At times, Kleine said, Bormann denied being racist or shooting Williams based on her race.

And several minutes after admitting to the shooting, he denied having shot her at all, Kleine said.

He said the avid hunter also described himself as a good shot.

(snip)

"We cannot and will not tolerate or ignore the evil of racial prejudice," Kleine said in prepared remarks. "We will honor Brittany Williams' life and the lives of all victims of violent crime by seeking justice and doing everything within our power to prevent these acts of violence borne of these disturbing and unimaginable thoughts."

Morris, Williams' friend, noted that Williams was killed on the night before Martin Luther King Day. Morris, Williams and other members of Alpha Kappa Alpha, a mostly African-American sorority, had planned to observe the holiday by volunteering to paint at a local nonprofit organization.

"All I can say is Brittany's family is grieving," Morris said. "This is going to make it more painful again, to think that their baby was killed because she was black."
HOW MANY have marched, have sat in, have been set upon by police dogs and fire hoses? How many have been jailed and beaten?

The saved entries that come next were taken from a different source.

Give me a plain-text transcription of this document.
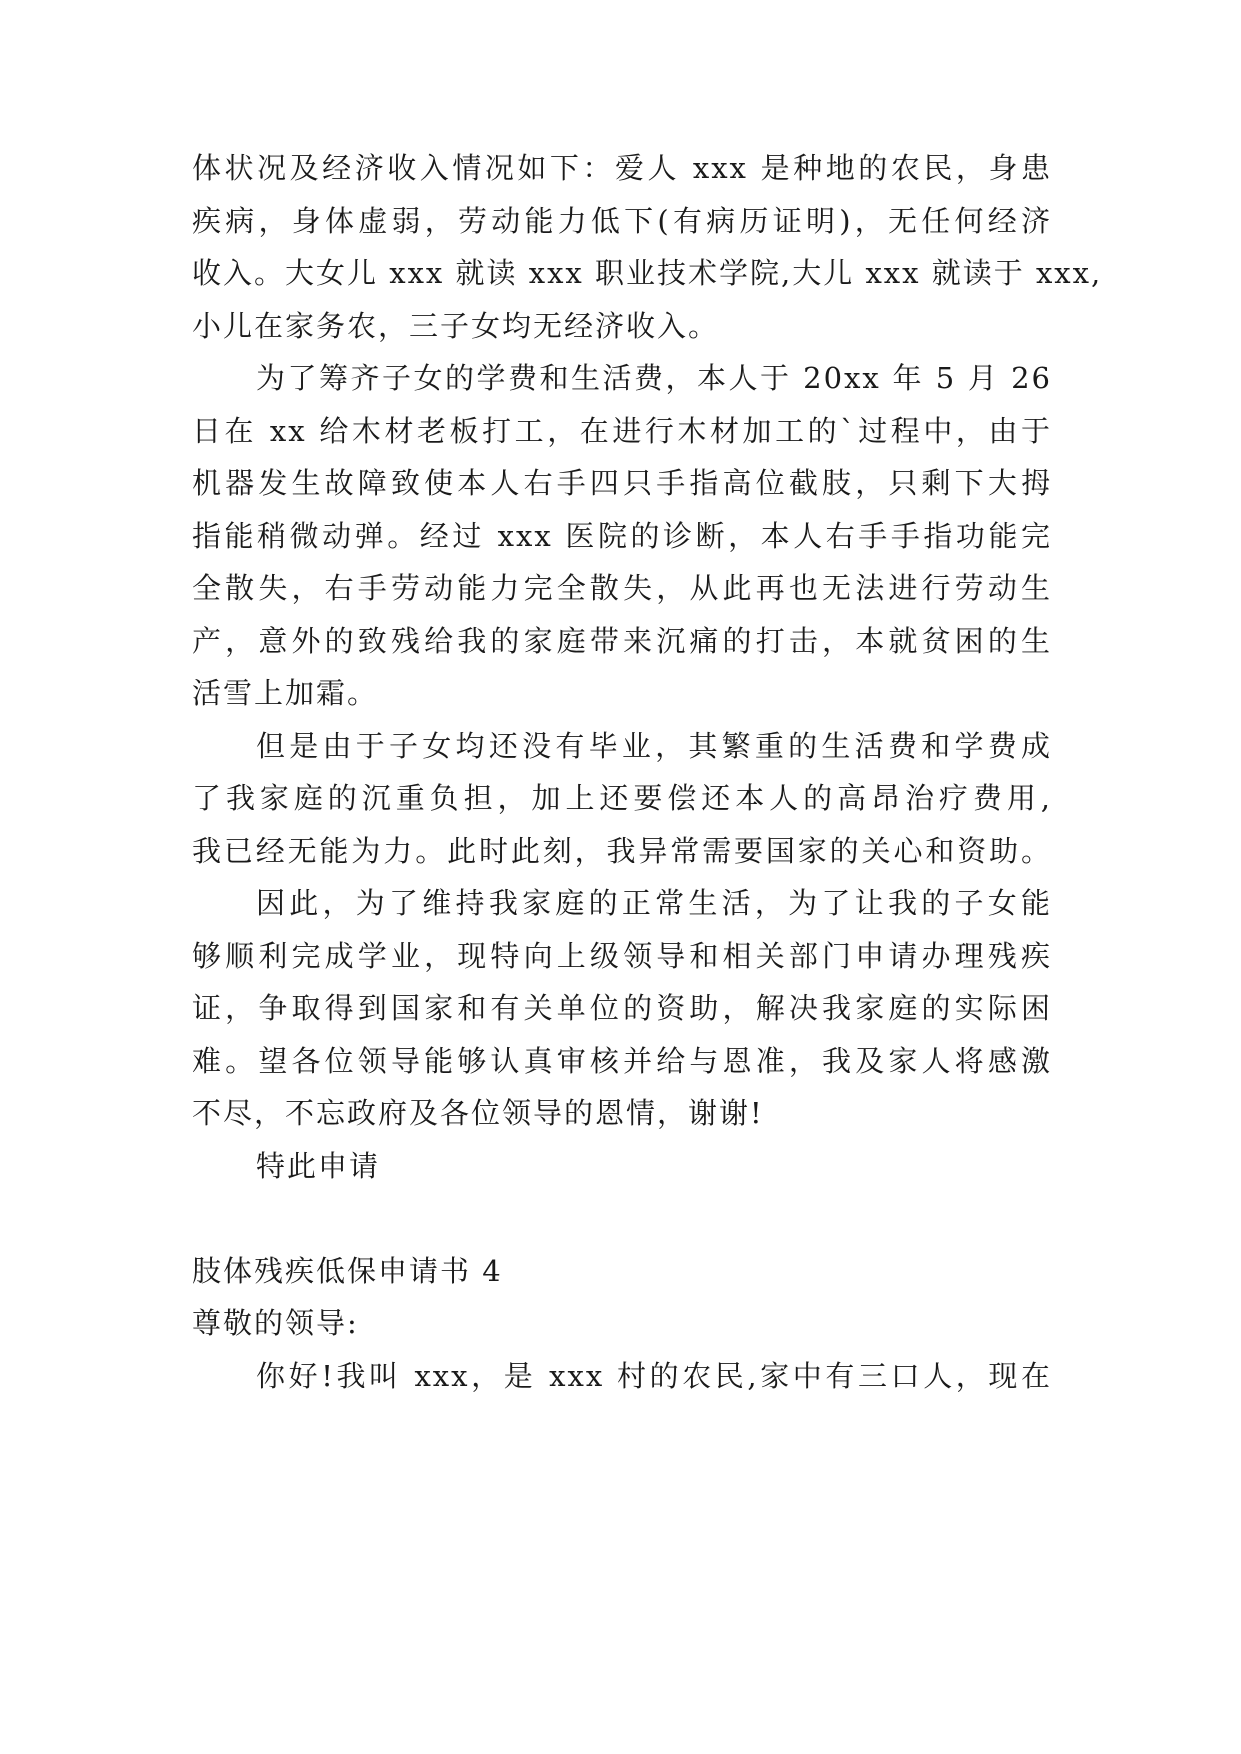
体状况及经济收入情况如下：爱人 xxx 是种地的农民，身患
疾病，身体虚弱，劳动能力低下(有病历证明)，无任何经济
收入。大女儿 xxx 就读 xxx 职业技术学院,大儿 xxx 就读于 xxx,
小儿在家务农，三子女均无经济收入。
为了筹齐子女的学费和生活费，本人于 20xx 年 5 月 26
日在 xx 给木材老板打工，在进行木材加工的`过程中，由于
机器发生故障致使本人右手四只手指高位截肢，只剩下大拇
指能稍微动弹。经过 xxx 医院的诊断，本人右手手指功能完
全散失，右手劳动能力完全散失，从此再也无法进行劳动生
产，意外的致残给我的家庭带来沉痛的打击，本就贫困的生
活雪上加霜。
但是由于子女均还没有毕业，其繁重的生活费和学费成
了我家庭的沉重负担，加上还要偿还本人的高昂治疗费用,
我已经无能为力。此时此刻，我异常需要国家的关心和资助。
因此，为了维持我家庭的正常生活，为了让我的子女能
够顺利完成学业，现特向上级领导和相关部门申请办理残疾
证，争取得到国家和有关单位的资助，解决我家庭的实际困
难。望各位领导能够认真审核并给与恩准，我及家人将感激
不尽，不忘政府及各位领导的恩情，谢谢!
特此申请
肢体残疾低保申请书 4
尊敬的领导:
你好!我叫 xxx，是 xxx 村的农民,家中有三口人，现在
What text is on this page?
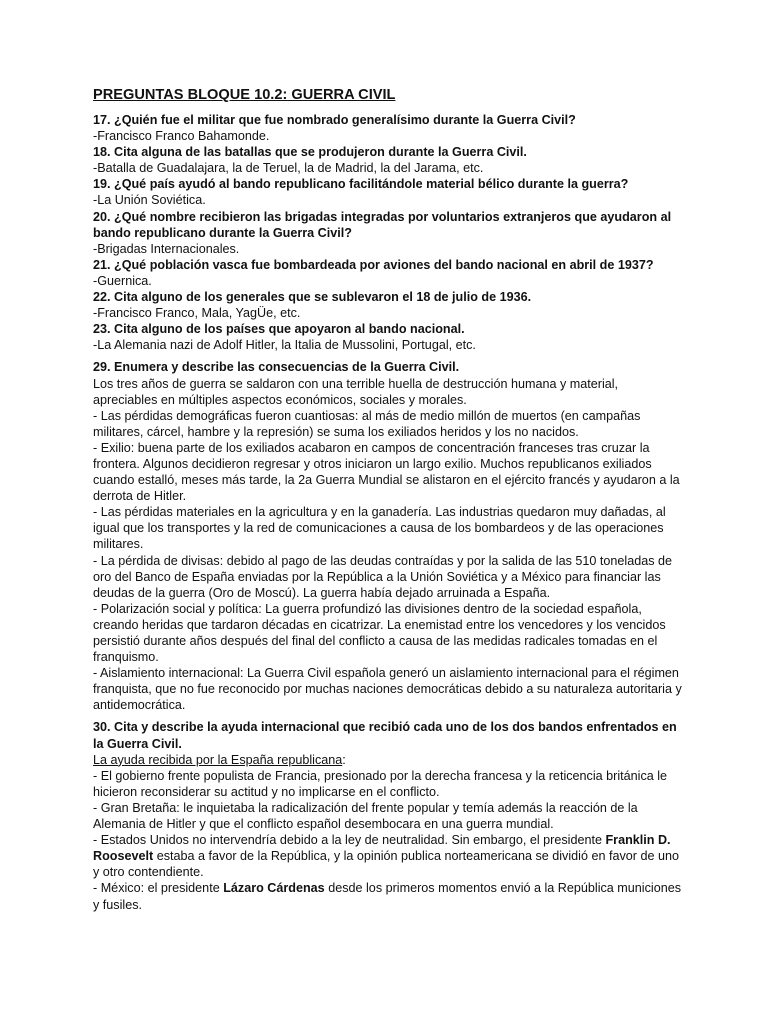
PREGUNTAS BLOQUE 10.2: GUERRA CIVIL

17. ¿Quién fue el militar que fue nombrado generalísimo durante la Guerra Civil?

-Francisco Franco Bahamonde.

18. Cita alguna de las batallas que se produjeron durante la Guerra Civil.

-Batalla de Guadalajara, la de Teruel, la de Madrid, la del Jarama, etc.

19. ¿Qué país ayudó al bando republicano facilitándole material bélico durante la guerra?

-La Unión Soviética.

20. ¿Qué nombre recibieron las brigadas integradas por voluntarios extranjeros que ayudaron al bando republicano durante la Guerra Civil?

-Brigadas Internacionales.

21. ¿Qué población vasca fue bombardeada por aviones del bando nacional en abril de 1937?

-Guernica.

22. Cita alguno de los generales que se sublevaron el 18 de julio de 1936.

-Francisco Franco, Mala, YagÜe, etc.

23. Cita alguno de los países que apoyaron al bando nacional.

-La Alemania nazi de Adolf Hitler, la Italia de Mussolini, Portugal, etc.

29. Enumera y describe las consecuencias de la Guerra Civil.

Los tres años de guerra se saldaron con una terrible huella de destrucción humana y material, apreciables en múltiples aspectos económicos, sociales y morales.

- Las pérdidas demográficas fueron cuantiosas: al más de medio millón de muertos (en campañas militares, cárcel, hambre y la represión) se suma los exiliados heridos y los no nacidos.

- Exilio: buena parte de los exiliados acabaron en campos de concentración franceses tras cruzar la frontera. Algunos decidieron regresar y otros iniciaron un largo exilio. Muchos republicanos exiliados cuando estalló, meses más tarde, la 2a Guerra Mundial se alistaron en el ejército francés y ayudaron a la derrota de Hitler.

- Las pérdidas materiales en la agricultura y en la ganadería. Las industrias quedaron muy dañadas, al igual que los transportes y la red de comunicaciones a causa de los bombardeos y de las operaciones militares.

- La pérdida de divisas: debido al pago de las deudas contraídas y por la salida de las 510 toneladas de oro del Banco de España enviadas por la República a la Unión Soviética y a México para financiar las deudas de la guerra (Oro de Moscú). La guerra había dejado arruinada a España.

- Polarización social y política: La guerra profundizó las divisiones dentro de la sociedad española, creando heridas que tardaron décadas en cicatrizar. La enemistad entre los vencedores y los vencidos persistió durante años después del final del conflicto a causa de las medidas radicales tomadas en el franquismo.

- Aislamiento internacional: La Guerra Civil española generó un aislamiento internacional para el régimen franquista, que no fue reconocido por muchas naciones democráticas debido a su naturaleza autoritaria y antidemocrática.

30. Cita y describe la ayuda internacional que recibió cada uno de los dos bandos enfrentados en la Guerra Civil.

La ayuda recibida por la España republicana:

- El gobierno frente populista de Francia, presionado por la derecha francesa y la reticencia británica le hicieron reconsiderar su actitud y no implicarse en el conflicto.

- Gran Bretaña: le inquietaba la radicalización del frente popular y temía además la reacción de la Alemania de Hitler y que el conflicto español desembocara en una guerra mundial.

- Estados Unidos no intervendría debido a la ley de neutralidad. Sin embargo, el presidente Franklin D. Roosevelt estaba a favor de la República, y la opinión publica norteamericana se dividió en favor de uno y otro contendiente.

- México: el presidente Lázaro Cárdenas desde los primeros momentos envió a la República municiones y fusiles.
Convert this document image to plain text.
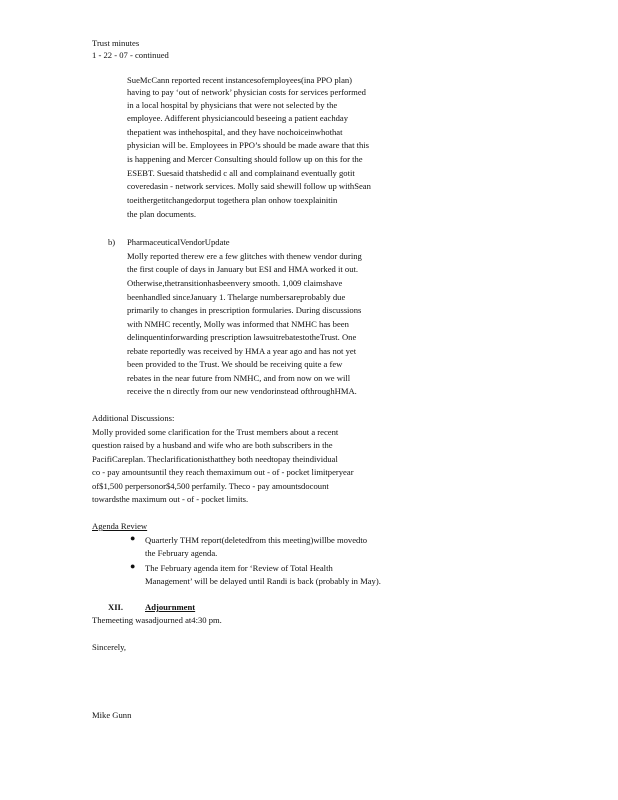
Trust minutes
1 - 22 - 07 - continued
SueMcCann reported recent instancesofemployees(ina PPO plan)
having to pay ‘out of network’ physician costs for services performed
in a local hospital by physicians that were not selected by the
employee. Adifferent physiciancould beseeing a patient eachday
thepatient was inthehospital, and they have nochoiceinwhothat
physician will be. Employees in PPO’s should be made aware that this
is happening and Mercer Consulting should follow up on this for the
ESEBT. Suesaid thatshedid c all and complainand eventually gotit
coveredasin - network services. Molly said shewill follow up withSean
toeithergetitchangedorput togethera plan onhow toexplainitin
the plan documents.
b) PharmaceuticalVendorUpdate
Molly reported therew ere a few glitches with thenew vendor during
the first couple of days in January but ESI and HMA worked it out.
Otherwise,thetransitionhasbeenvery smooth. 1,009 claimshave
beenhandled sinceJanuary 1. Thelarge numbersareprobably due
primarily to changes in prescription formularies. During discussions
with NMHC recently, Molly was informed that NMHC has been
delinquentinforwarding prescription lawsuitrebatestotheTrust. One
rebate reportedly was received by HMA a year ago and has not yet
been provided to the Trust. We should be receiving quite a few
rebates in the near future from NMHC, and from now on we will
receive the n directly from our new vendorinstead ofthroughHMA.
Additional Discussions:
Molly provided some clarification for the Trust members about a recent
question raised by a husband and wife who are both subscribers in the
PacifiCareplan. Theclarificationisthatthey both needtopay theindividual
co - pay amountsuntil they reach themaximum out - of - pocket limitperyear
of$1,500 perpersonor$4,500 perfamily. Theco - pay amountsdocount
towardsthe maximum out - of - pocket limits.
Agenda Review
● Quarterly THM report(deletedfrom this meeting)willbe movedto
the February agenda.
● The February agenda item for ‘Review of Total Health
Management’ will be delayed until Randi is back (probably in May).
XII.	Adjournment
Themeeting wasadjourned at4:30 pm.
Sincerely,
Mike Gunn
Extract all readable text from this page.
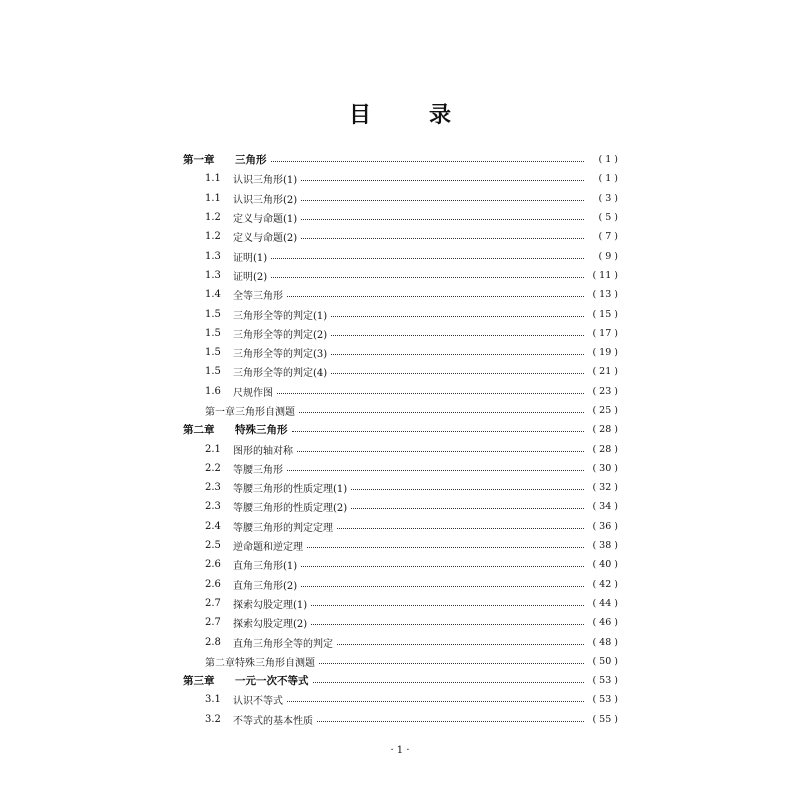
目　录
第一章	三角形	( 1 )
1.1	认识三角形(1)	( 1 )
1.1	认识三角形(2)	( 3 )
1.2	定义与命题(1)	( 5 )
1.2	定义与命题(2)	( 7 )
1.3	证明(1)	( 9 )
1.3	证明(2)	( 11 )
1.4	全等三角形	( 13 )
1.5	三角形全等的判定(1)	( 15 )
1.5	三角形全等的判定(2)	( 17 )
1.5	三角形全等的判定(3)	( 19 )
1.5	三角形全等的判定(4)	( 21 )
1.6	尺规作图	( 23 )
第一章三角形自测题	( 25 )
第二章	特殊三角形	( 28 )
2.1	图形的轴对称	( 28 )
2.2	等腰三角形	( 30 )
2.3	等腰三角形的性质定理(1)	( 32 )
2.3	等腰三角形的性质定理(2)	( 34 )
2.4	等腰三角形的判定定理	( 36 )
2.5	逆命题和逆定理	( 38 )
2.6	直角三角形(1)	( 40 )
2.6	直角三角形(2)	( 42 )
2.7	探索勾股定理(1)	( 44 )
2.7	探索勾股定理(2)	( 46 )
2.8	直角三角形全等的判定	( 48 )
第二章特殊三角形自测题	( 50 )
第三章	一元一次不等式	( 53 )
3.1	认识不等式	( 53 )
3.2	不等式的基本性质	( 55 )
· 1 ·
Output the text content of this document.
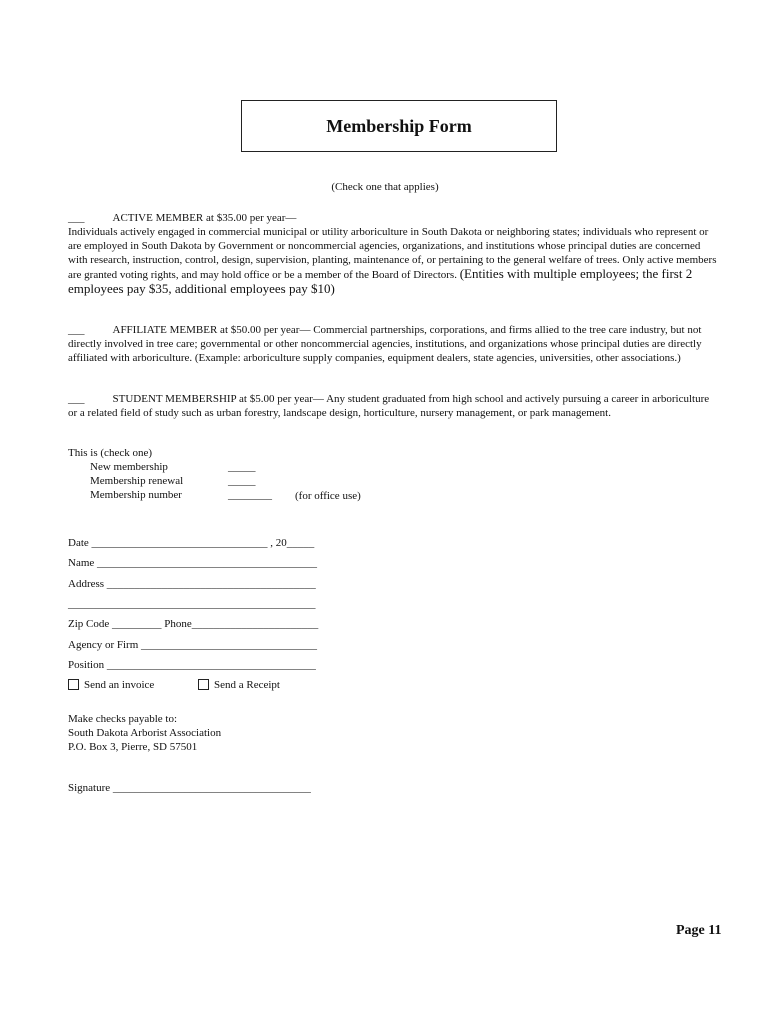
Membership Form
(Check one that applies)
___	ACTIVE MEMBER at $35.00 per year—
Individuals actively engaged in commercial municipal or utility arboriculture in South Dakota or neighboring states; individuals who represent or are employed in South Dakota by Government or noncommercial agencies, organizations, and institutions whose principal duties are concerned with research, instruction, control, design, supervision, planting, maintenance of, or pertaining to the general welfare of trees. Only active members are granted voting rights, and may hold office or be a member of the Board of Directors. (Entities with multiple employees; the first 2 employees pay $35, additional employees pay $10)
___	AFFILIATE MEMBER at $50.00 per year— Commercial partnerships, corporations, and firms allied to the tree care industry, but not directly involved in tree care; governmental or other noncommercial agencies, institutions, and organizations whose principal duties are directly affiliated with arboriculture. (Example: arboriculture supply companies, equipment dealers, state agencies, universities, other associations.)
___	STUDENT MEMBERSHIP at $5.00 per year— Any student graduated from high school and actively pursuing a career in arboriculture or a related field of study such as urban forestry, landscape design, horticulture, nursery management, or park management.
This is (check one)
New membership	_____
Membership renewal	_____
Membership number	________ (for office use)
Date ________________________________ , 20_____
Name ________________________________________
Address ______________________________________
_____________________________________________
Zip Code _________ Phone_______________________
Agency or Firm ________________________________
Position ______________________________________
Send an invoice	Send a Receipt
Make checks payable to:
South Dakota Arborist Association
P.O. Box 3, Pierre, SD 57501
Signature ____________________________________
Page 11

In the decades-long fight against hatred, segregation and racism in America, how many have been martyred in the hope that what happened to Brittany Williams in Omaha last week would be banished from our national makeup forever? But, according to the local prosecutor, it hasn't.

Not here, at least. And probably not anywhere else, either.

Now, a 21-year-old woman -- one with her whole bright future ahead of her -- has been added to the hallowed roster of America's civil-rights martyrs. And all she wanted was some KFC.

The struggle continues. May God's mercy be upon us all.